Intelligent Fault Diagnosis of Rotating Machines Based on Wavelet Time-Frequency Diagram and Optimized Stacked Denoising Auto-Encoder
Ning Jia, Yao Cheng, Yunyang Liu, Youyuan Tian
Abstract
When a stacked denoising auto-encoder (SDAE) manually sets several parameters, the gradient of neuron weight becomes dispersed, reducing the ability to retrieve sensitive fault feature information from a bearing vibration signal under multiple working conditions and strong noise. A bearing health monitoring and defect diagnostic model based on variational mode decomposition (VMD) combined with continuous wavelet transform (CWT) and SDAE optimized by sparrow search algorithm (SSA) is presented to tackle this problem.

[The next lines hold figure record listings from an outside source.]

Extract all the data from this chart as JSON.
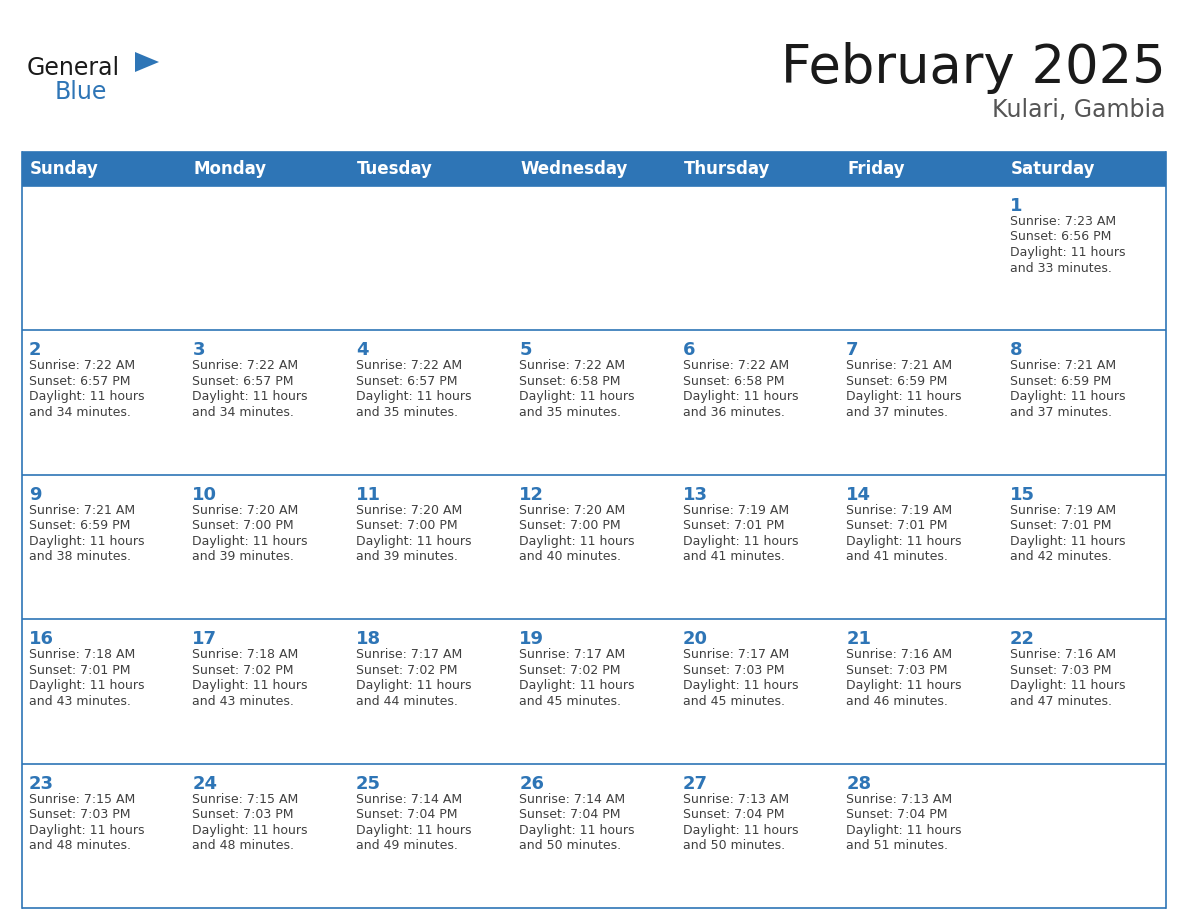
{
  "title": "February 2025",
  "subtitle": "Kulari, Gambia",
  "days_of_week": [
    "Sunday",
    "Monday",
    "Tuesday",
    "Wednesday",
    "Thursday",
    "Friday",
    "Saturday"
  ],
  "header_bg_color": "#2e75b6",
  "header_text_color": "#ffffff",
  "cell_bg_color": "#ffffff",
  "border_color": "#2e75b6",
  "day_number_color": "#2e75b6",
  "cell_text_color": "#404040",
  "title_color": "#1a1a1a",
  "subtitle_color": "#555555",
  "logo_general_color": "#1a1a1a",
  "logo_blue_color": "#2e75b6",
  "calendar_data": [
    [
      null,
      null,
      null,
      null,
      null,
      null,
      {
        "day": 1,
        "sunrise": "7:23 AM",
        "sunset": "6:56 PM",
        "daylight_min": "33"
      }
    ],
    [
      {
        "day": 2,
        "sunrise": "7:22 AM",
        "sunset": "6:57 PM",
        "daylight_min": "34"
      },
      {
        "day": 3,
        "sunrise": "7:22 AM",
        "sunset": "6:57 PM",
        "daylight_min": "34"
      },
      {
        "day": 4,
        "sunrise": "7:22 AM",
        "sunset": "6:57 PM",
        "daylight_min": "35"
      },
      {
        "day": 5,
        "sunrise": "7:22 AM",
        "sunset": "6:58 PM",
        "daylight_min": "35"
      },
      {
        "day": 6,
        "sunrise": "7:22 AM",
        "sunset": "6:58 PM",
        "daylight_min": "36"
      },
      {
        "day": 7,
        "sunrise": "7:21 AM",
        "sunset": "6:59 PM",
        "daylight_min": "37"
      },
      {
        "day": 8,
        "sunrise": "7:21 AM",
        "sunset": "6:59 PM",
        "daylight_min": "37"
      }
    ],
    [
      {
        "day": 9,
        "sunrise": "7:21 AM",
        "sunset": "6:59 PM",
        "daylight_min": "38"
      },
      {
        "day": 10,
        "sunrise": "7:20 AM",
        "sunset": "7:00 PM",
        "daylight_min": "39"
      },
      {
        "day": 11,
        "sunrise": "7:20 AM",
        "sunset": "7:00 PM",
        "daylight_min": "39"
      },
      {
        "day": 12,
        "sunrise": "7:20 AM",
        "sunset": "7:00 PM",
        "daylight_min": "40"
      },
      {
        "day": 13,
        "sunrise": "7:19 AM",
        "sunset": "7:01 PM",
        "daylight_min": "41"
      },
      {
        "day": 14,
        "sunrise": "7:19 AM",
        "sunset": "7:01 PM",
        "daylight_min": "41"
      },
      {
        "day": 15,
        "sunrise": "7:19 AM",
        "sunset": "7:01 PM",
        "daylight_min": "42"
      }
    ],
    [
      {
        "day": 16,
        "sunrise": "7:18 AM",
        "sunset": "7:01 PM",
        "daylight_min": "43"
      },
      {
        "day": 17,
        "sunrise": "7:18 AM",
        "sunset": "7:02 PM",
        "daylight_min": "43"
      },
      {
        "day": 18,
        "sunrise": "7:17 AM",
        "sunset": "7:02 PM",
        "daylight_min": "44"
      },
      {
        "day": 19,
        "sunrise": "7:17 AM",
        "sunset": "7:02 PM",
        "daylight_min": "45"
      },
      {
        "day": 20,
        "sunrise": "7:17 AM",
        "sunset": "7:03 PM",
        "daylight_min": "45"
      },
      {
        "day": 21,
        "sunrise": "7:16 AM",
        "sunset": "7:03 PM",
        "daylight_min": "46"
      },
      {
        "day": 22,
        "sunrise": "7:16 AM",
        "sunset": "7:03 PM",
        "daylight_min": "47"
      }
    ],
    [
      {
        "day": 23,
        "sunrise": "7:15 AM",
        "sunset": "7:03 PM",
        "daylight_min": "48"
      },
      {
        "day": 24,
        "sunrise": "7:15 AM",
        "sunset": "7:03 PM",
        "daylight_min": "48"
      },
      {
        "day": 25,
        "sunrise": "7:14 AM",
        "sunset": "7:04 PM",
        "daylight_min": "49"
      },
      {
        "day": 26,
        "sunrise": "7:14 AM",
        "sunset": "7:04 PM",
        "daylight_min": "50"
      },
      {
        "day": 27,
        "sunrise": "7:13 AM",
        "sunset": "7:04 PM",
        "daylight_min": "50"
      },
      {
        "day": 28,
        "sunrise": "7:13 AM",
        "sunset": "7:04 PM",
        "daylight_min": "51"
      },
      null
    ]
  ],
  "fig_width": 11.88,
  "fig_height": 9.18,
  "dpi": 100
}
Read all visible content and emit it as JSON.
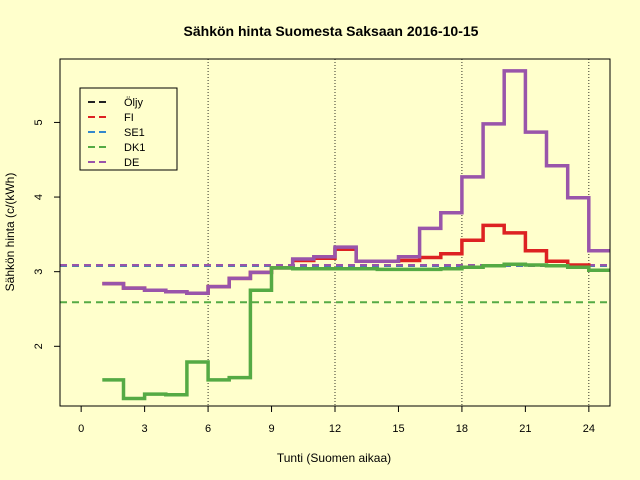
{
  "chart_data": {
    "type": "line",
    "title": "Sähkön hinta Suomesta Saksaan 2016-10-15",
    "xlabel": "Tunti (Suomen aikaa)",
    "ylabel": "Sähkön hinta (c/(kWh)",
    "xlim": [
      -1,
      25
    ],
    "ylim": [
      1.2,
      5.85
    ],
    "xticks": [
      0,
      3,
      6,
      9,
      12,
      15,
      18,
      21,
      24
    ],
    "yticks": [
      2,
      3,
      4,
      5
    ],
    "vlines": [
      6,
      12,
      18,
      24
    ],
    "hours": [
      1,
      2,
      3,
      4,
      5,
      6,
      7,
      8,
      9,
      10,
      11,
      12,
      13,
      14,
      15,
      16,
      17,
      18,
      19,
      20,
      21,
      22,
      23,
      24
    ],
    "series": [
      {
        "name": "FI",
        "color": "#DD2222",
        "values": [
          2.84,
          2.78,
          2.75,
          2.73,
          2.71,
          2.8,
          2.91,
          2.99,
          3.05,
          3.15,
          3.18,
          3.3,
          3.14,
          3.14,
          3.15,
          3.19,
          3.24,
          3.42,
          3.62,
          3.52,
          3.28,
          3.14,
          3.09,
          3.02
        ]
      },
      {
        "name": "DE",
        "color": "#9955AA",
        "values": [
          2.84,
          2.78,
          2.75,
          2.73,
          2.71,
          2.8,
          2.91,
          2.99,
          3.05,
          3.17,
          3.2,
          3.33,
          3.14,
          3.14,
          3.2,
          3.58,
          3.79,
          4.27,
          4.98,
          5.69,
          4.87,
          4.42,
          3.99,
          3.28
        ]
      },
      {
        "name": "DK1",
        "color": "#55AA44",
        "values": [
          1.55,
          1.3,
          1.36,
          1.35,
          1.79,
          1.55,
          1.58,
          2.75,
          3.05,
          3.04,
          3.04,
          3.04,
          3.04,
          3.03,
          3.03,
          3.03,
          3.04,
          3.06,
          3.08,
          3.1,
          3.09,
          3.08,
          3.06,
          3.02
        ]
      }
    ],
    "reference_lines": [
      {
        "name": "Öljy",
        "color": "#222222",
        "value": 3.08
      },
      {
        "name": "FI",
        "color": "#DD2222",
        "value": 3.08
      },
      {
        "name": "SE1",
        "color": "#3388CC",
        "value": 3.08
      },
      {
        "name": "DE",
        "color": "#9955AA",
        "value": 3.09
      },
      {
        "name": "DK1",
        "color": "#55AA44",
        "value": 2.59
      }
    ],
    "legend": {
      "position": "top-left",
      "entries": [
        {
          "label": "Öljy",
          "color": "#222222"
        },
        {
          "label": "FI",
          "color": "#DD2222"
        },
        {
          "label": "SE1",
          "color": "#3388CC"
        },
        {
          "label": "DK1",
          "color": "#55AA44"
        },
        {
          "label": "DE",
          "color": "#9955AA"
        }
      ]
    }
  }
}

The wavelet time-frequency diagram is obtained by VMD and CWT, which maps the fault characteristic information to different local positions in time and scale, and then the wavelet time-frequency diagrams are input into the SDAE for in-depth training. To achieve the ideal structure of SDAE and increase the feature extraction capabilities of SDAE for weak signals, SSA is utilized for the global combination and adaptive selection of several SDAE parameters. The bearing failure diagnostic model based on VMD-CWT-SSA-SDAE outperforms BPNN, SVM, the traditional SDAE, GA-SDAE, PSO-SDAE, and SSA-DBN in diagnosis accuracy, generalization performance, and anti-noise performance when tested on various data sets.